Feb. 19 marked the day the United States of America officially rejoined the Paris Climate Agreement and is back in the global fight against climate chaos, which is inevitable if we follow business as usual, now termed RCP (representative concentration pathway) 8.5.
To make the political climate even worse, politicians served up the doozy of trying to blame renewable energy for the failure of the power grid in Texas.
Though it should still be a week of celebration, this week also marked an unthinkable milestone: 500,000 deaths in the United States due to COVID-19. At the same time, most states are opening back up, and our young people are becoming suicidal at alarming rates, which is a secondary, yet major, pandemic. As a psychiatrist, I see that, thus far, we are doing virtually nothing about that escalating tragedy.

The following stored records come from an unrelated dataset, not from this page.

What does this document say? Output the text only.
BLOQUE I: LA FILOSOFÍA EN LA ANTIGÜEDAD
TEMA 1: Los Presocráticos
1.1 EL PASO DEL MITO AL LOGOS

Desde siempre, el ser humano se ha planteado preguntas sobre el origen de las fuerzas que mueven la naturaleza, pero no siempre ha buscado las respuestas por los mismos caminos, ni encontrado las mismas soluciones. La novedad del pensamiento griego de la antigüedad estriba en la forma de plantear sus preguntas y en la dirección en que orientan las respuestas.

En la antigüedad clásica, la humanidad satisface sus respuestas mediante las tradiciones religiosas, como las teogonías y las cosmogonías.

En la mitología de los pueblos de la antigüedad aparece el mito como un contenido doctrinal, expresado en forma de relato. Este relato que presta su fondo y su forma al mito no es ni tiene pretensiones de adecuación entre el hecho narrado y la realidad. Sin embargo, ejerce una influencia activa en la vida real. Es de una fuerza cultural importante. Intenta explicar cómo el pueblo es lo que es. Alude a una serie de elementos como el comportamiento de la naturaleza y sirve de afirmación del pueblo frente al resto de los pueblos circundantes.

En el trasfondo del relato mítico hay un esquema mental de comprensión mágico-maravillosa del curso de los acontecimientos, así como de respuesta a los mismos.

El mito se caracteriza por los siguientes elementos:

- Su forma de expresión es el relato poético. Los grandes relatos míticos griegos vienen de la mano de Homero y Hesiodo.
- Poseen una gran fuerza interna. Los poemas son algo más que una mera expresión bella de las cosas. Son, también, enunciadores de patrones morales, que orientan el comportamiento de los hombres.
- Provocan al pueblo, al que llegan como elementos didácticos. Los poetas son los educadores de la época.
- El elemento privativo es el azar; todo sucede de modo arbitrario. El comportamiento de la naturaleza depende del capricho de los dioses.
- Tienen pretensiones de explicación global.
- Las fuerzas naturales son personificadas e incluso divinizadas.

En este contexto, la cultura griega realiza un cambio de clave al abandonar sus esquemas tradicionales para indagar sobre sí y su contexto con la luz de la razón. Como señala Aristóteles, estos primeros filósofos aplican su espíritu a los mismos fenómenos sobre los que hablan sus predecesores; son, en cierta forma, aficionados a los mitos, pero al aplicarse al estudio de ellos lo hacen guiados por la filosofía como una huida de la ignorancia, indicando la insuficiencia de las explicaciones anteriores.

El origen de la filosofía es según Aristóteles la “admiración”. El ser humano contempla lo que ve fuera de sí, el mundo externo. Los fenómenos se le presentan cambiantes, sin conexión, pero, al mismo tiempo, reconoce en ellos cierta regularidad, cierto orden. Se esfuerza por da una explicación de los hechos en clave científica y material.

Increasingly, my work in mental health brings me up against this fundamental moral and existential crisis. How can humanity go on in a world so in denial about the facts which confront us? Our tendency to compartmentalize bad things works against us in the most urgent of ways now. But it is our inability to confront our own mortality that most haunts us. We trick ourselves into believing it will never happen to us.
I spent many nights of my childhood worrying about the myriad of ways I could die. I am the opposite of most people. And the world did not disappoint. I have had many near-death experiences. I come from trauma, so it feels like it accompanies me.